Je discutais écoutais un vieillard cet après-midi pendant cinq minutes, m’expliquant qu’à notre âge il travaillait durant soixante-dix heures par semaine, que son père avait fait la guerre, que la jeunesse actuelle n’a plus de respect pour la génération précédente, cette bande de fainéant qui veulent pas travailler. J’acquiesse. Après tout j’étais entrain de travailler et cette personne me fait perdre mon temps et mon énergie. Mais visiblement son ressentiment est fort, ce qui me stimule à écrire cet article aujourd’hui.
Il est une idée fort répandu dans la société que la valeur d’une vie peut se mesurer aux efforts fournis, aux souffrances vécus, à l’abandon de soi, au profit des autres. Cela se retrouve avec une certaine fierté pour le travail. Après tout, un enfant n’est-il pas élevé aujourd’hui pour travailler plus tard? Le travail n’est-il pas perçu comme une étape nécessaire de la vie d’un être humain dans notre société actuelle?

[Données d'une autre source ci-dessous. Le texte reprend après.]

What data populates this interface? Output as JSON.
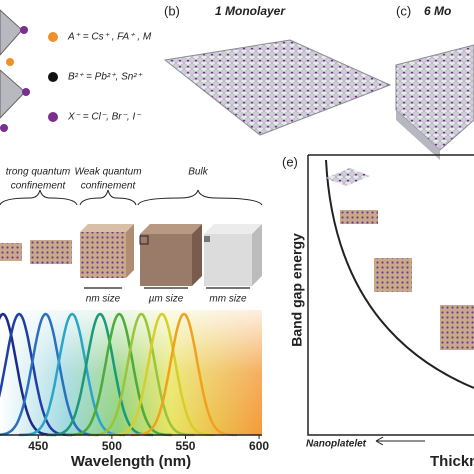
{
  "panel_a": {
    "legend": [
      {
        "color": "#f0902a",
        "label": "A⁺ = Cs⁺ , FA⁺ , M"
      },
      {
        "color": "#111111",
        "label": "B²⁺ = Pb²⁺, Sn²⁺"
      },
      {
        "color": "#7a2e8e",
        "label": "X⁻ = Cl⁻, Br⁻, I⁻"
      }
    ]
  },
  "panel_b": {
    "label": "(b)",
    "title": "1 Monolayer"
  },
  "panel_c": {
    "label": "(c)",
    "title": "6 Mo"
  },
  "panel_d": {
    "regimes": [
      {
        "line1": "trong quantum",
        "line2": "confinement"
      },
      {
        "line1": "Weak quantum",
        "line2": "confinement"
      },
      {
        "line1": "Bulk"
      }
    ],
    "sizes": [
      "nm size",
      "µm size",
      "mm size"
    ]
  },
  "chart_data": {
    "type": "spectra",
    "xlabel": "Wavelength (nm)",
    "xlim": [
      424,
      602
    ],
    "xticks": [
      450,
      500,
      550,
      600
    ],
    "values": [
      426,
      437,
      455,
      473,
      492,
      505,
      520,
      534,
      549
    ],
    "colors": [
      "#1b2a8a",
      "#1f3fa8",
      "#2a6fc0",
      "#2aa5c9",
      "#1a9a7a",
      "#4dab3a",
      "#9cc43a",
      "#d6cf2a",
      "#f0a21e"
    ]
  },
  "panel_e": {
    "label": "(e)",
    "ylabel": "Band gap energy",
    "x_start": "Nanoplatelet",
    "xlabel": "Thicknes"
  }
}
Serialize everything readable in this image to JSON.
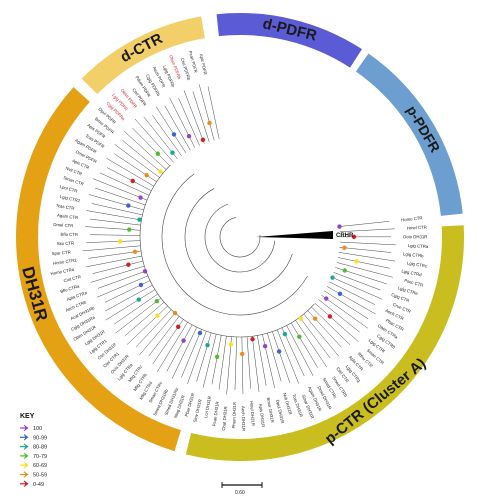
{
  "groups": [
    {
      "label": "d-PDFR",
      "color": "#5b5bd6"
    },
    {
      "label": "p-PDFR",
      "color": "#6c9fd0"
    },
    {
      "label": "p-CTR (Cluster A)",
      "color": "#c9bd1f"
    },
    {
      "label": "DH31R",
      "color": "#e4a114"
    },
    {
      "label": "d-CTR",
      "color": "#f3cf6a"
    }
  ],
  "outgroup": {
    "label": "CRHR"
  },
  "key": {
    "title": "KEY",
    "items": [
      {
        "label": "100",
        "color": "#9b3fc9"
      },
      {
        "label": "90-99",
        "color": "#3f5fd6"
      },
      {
        "label": "80-89",
        "color": "#1aa89a"
      },
      {
        "label": "70-79",
        "color": "#4cbf2e"
      },
      {
        "label": "60-69",
        "color": "#ffe01a"
      },
      {
        "label": "50-59",
        "color": "#f08a1a"
      },
      {
        "label": "0-49",
        "color": "#d21f1f"
      }
    ]
  },
  "scale": {
    "label": "0.60"
  },
  "leaves": [
    "Homo CTR",
    "Hmel CTR",
    "Octo DH31R",
    "Lgig CTRa",
    "Lgig CTRb",
    "Lgig CTRc",
    "Lgig CTRd",
    "Psec CTR",
    "Lgig CTRe",
    "Cgig CTR",
    "Crue CTR",
    "Aech CTR",
    "Pbac CTR",
    "Obim CTRa",
    "Cgig CTRb",
    "Lgig CTRf",
    "Sman CTR",
    "Rthu CTR",
    "Apla CTR",
    "Lgig CTRg",
    "Ctel CTR",
    "Smed CTRb",
    "Smed CTRc",
    "Dmel DH31R",
    "Agam DH31R",
    "Smar DH31R",
    "Tcas DH31R",
    "Nvit DH31R",
    "Dpul DH31R",
    "Bmor DH31R",
    "Apis DH31R",
    "Hmel DH31R",
    "Aech DH31R",
    "Phum DH31R",
    "Cbat DH31R",
    "Pcan DH31R",
    "Lcri DH31R",
    "Sinv DH31R",
    "Pbar DH31R",
    "Nlug DH31R",
    "Smed DH31Ra",
    "Smed DH31Rb",
    "Sman CTRc",
    "Mlig CTRd",
    "Mlig CTRb",
    "Mlig CTRc",
    "Lgig CTRa",
    "Ocia DH31R",
    "Ctel CTR1",
    "Ctel DH31R",
    "Lgig CTR1",
    "Lgig DH31R",
    "Obim DH31R",
    "Cgig DH31Ra",
    "Acal DH31Rb",
    "Aech CTRb",
    "Apla CTRa",
    "Bflo CTRa",
    "Cint CTR",
    "Homo CTRa",
    "Homo CTR2",
    "Spur CTR",
    "Sko CTR",
    "Bflo CTR",
    "Dmel CTR",
    "Agam CTR",
    "Tcas CTR",
    "Lgig CTR2",
    "Lpol CTR",
    "Sman CTR",
    "Nvit CTR",
    "Apis CTR",
    "Dmel PDFR",
    "Agam PDFR",
    "Tcas PDFR",
    "Apis PDFR",
    "Bmor PDFR",
    "Dpul PDFR",
    "Cgig PDFRa",
    "Lgig PDFR",
    "Obim PDFR",
    "Ctel PDFR",
    "Pdum PDFR",
    "Cgig PDFRb",
    "Aech PDFR",
    "Lgig PDFRb",
    "Obim PDFRb",
    "Ctel PDFRb",
    "Pcan PDFR",
    "Aplc PDFR"
  ]
}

Le travail n’est pas une finalité en soi. Comme beaucoup de personnes de ma génération, ou de coach en développement personnel, nous ne nous faisons pas trop d’illusions là-dessus. Mais c’est une valeur très certainement sur-estimée pour ce qu’elle est. Sésame pour intégrer la société, fonder une famille, sécuriser son avenir, à partir du moment où des personnes travaillent, je vois régulièrement des personnes devenir autres, plus distantes, plus orgueilleuse vis-à-vis de ce qu’ils font. L’oisiveté ou le capital, ou tout moyens de réussites devient une sorte de contre-vérité. D’ailleurs n’y-a-t-il pas un message répandu que celui qui travaille est dans la VRAIE RÉALITÉ?

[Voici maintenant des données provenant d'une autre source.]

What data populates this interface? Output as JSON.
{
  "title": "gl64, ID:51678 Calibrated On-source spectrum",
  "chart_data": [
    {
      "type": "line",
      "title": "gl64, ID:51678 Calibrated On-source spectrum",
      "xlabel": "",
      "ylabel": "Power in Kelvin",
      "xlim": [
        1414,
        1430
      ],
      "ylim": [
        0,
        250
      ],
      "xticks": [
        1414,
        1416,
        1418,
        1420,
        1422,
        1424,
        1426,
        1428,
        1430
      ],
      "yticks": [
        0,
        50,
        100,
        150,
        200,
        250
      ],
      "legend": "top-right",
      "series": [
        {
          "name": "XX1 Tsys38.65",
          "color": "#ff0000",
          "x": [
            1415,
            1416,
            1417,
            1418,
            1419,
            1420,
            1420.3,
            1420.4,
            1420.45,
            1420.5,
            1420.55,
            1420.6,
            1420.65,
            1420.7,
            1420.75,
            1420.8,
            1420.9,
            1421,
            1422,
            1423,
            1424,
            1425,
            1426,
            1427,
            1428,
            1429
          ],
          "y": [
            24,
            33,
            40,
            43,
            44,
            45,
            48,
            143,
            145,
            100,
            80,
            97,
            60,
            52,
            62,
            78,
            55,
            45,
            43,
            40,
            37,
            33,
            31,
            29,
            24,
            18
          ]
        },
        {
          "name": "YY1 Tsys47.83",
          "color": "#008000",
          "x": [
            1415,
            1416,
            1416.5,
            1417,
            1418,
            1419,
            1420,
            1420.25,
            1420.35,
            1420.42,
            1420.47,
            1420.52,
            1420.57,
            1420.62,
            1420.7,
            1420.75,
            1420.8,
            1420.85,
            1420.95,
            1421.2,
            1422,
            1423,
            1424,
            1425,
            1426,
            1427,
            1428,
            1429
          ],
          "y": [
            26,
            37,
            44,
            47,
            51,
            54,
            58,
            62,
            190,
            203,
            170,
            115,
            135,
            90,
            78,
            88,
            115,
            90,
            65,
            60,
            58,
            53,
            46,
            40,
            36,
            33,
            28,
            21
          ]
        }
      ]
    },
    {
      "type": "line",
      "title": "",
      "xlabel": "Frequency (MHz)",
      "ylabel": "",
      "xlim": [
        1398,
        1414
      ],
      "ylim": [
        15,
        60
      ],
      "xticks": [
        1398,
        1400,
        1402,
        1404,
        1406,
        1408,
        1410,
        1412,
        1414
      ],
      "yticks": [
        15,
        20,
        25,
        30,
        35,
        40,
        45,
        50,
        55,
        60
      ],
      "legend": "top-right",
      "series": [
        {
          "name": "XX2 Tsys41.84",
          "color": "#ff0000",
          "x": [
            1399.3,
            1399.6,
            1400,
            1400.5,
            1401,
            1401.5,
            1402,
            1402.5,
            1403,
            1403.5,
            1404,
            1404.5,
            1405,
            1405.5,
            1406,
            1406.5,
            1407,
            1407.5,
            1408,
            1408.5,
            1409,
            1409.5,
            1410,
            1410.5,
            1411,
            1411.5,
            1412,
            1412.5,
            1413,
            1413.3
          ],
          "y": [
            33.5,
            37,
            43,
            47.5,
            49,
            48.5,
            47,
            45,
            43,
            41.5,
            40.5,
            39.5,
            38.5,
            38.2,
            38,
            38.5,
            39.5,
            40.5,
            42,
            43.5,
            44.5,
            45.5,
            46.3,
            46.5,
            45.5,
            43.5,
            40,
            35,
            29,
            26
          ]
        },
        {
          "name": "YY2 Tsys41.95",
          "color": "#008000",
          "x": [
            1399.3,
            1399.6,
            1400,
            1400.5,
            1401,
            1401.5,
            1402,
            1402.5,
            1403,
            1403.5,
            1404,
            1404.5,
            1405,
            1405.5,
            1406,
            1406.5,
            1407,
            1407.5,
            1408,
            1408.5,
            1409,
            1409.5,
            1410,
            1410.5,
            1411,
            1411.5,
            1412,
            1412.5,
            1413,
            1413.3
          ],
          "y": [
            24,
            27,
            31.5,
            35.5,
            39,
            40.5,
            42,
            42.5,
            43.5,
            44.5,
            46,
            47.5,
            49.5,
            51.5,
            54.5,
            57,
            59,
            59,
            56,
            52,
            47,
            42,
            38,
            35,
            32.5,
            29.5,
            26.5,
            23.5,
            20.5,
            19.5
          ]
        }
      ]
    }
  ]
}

Par ailleurs le travail est une valeur tellement sur-estimée, qu’elle prévaut sur tout état de conscience chez certains. Après tout, l’élevage et l’abattage d’animaux donnent du travail à des millions de personnes. Tout comme les grandes entreprises qui basent leurs marketings sur l’apparente nécessité de consommer leurs produits, font tourner de nombreuses usines. Je ne mets pas plus haut que les autres en disant cela. Cela me ferait peut-être mal au cul de bosser pour des élevages d’animaux ou des fast-food, mais pour le reste, tant qu’on me paye à la fin, pas grand chose ne me dérange. Tant que je suis conscient des effets du système.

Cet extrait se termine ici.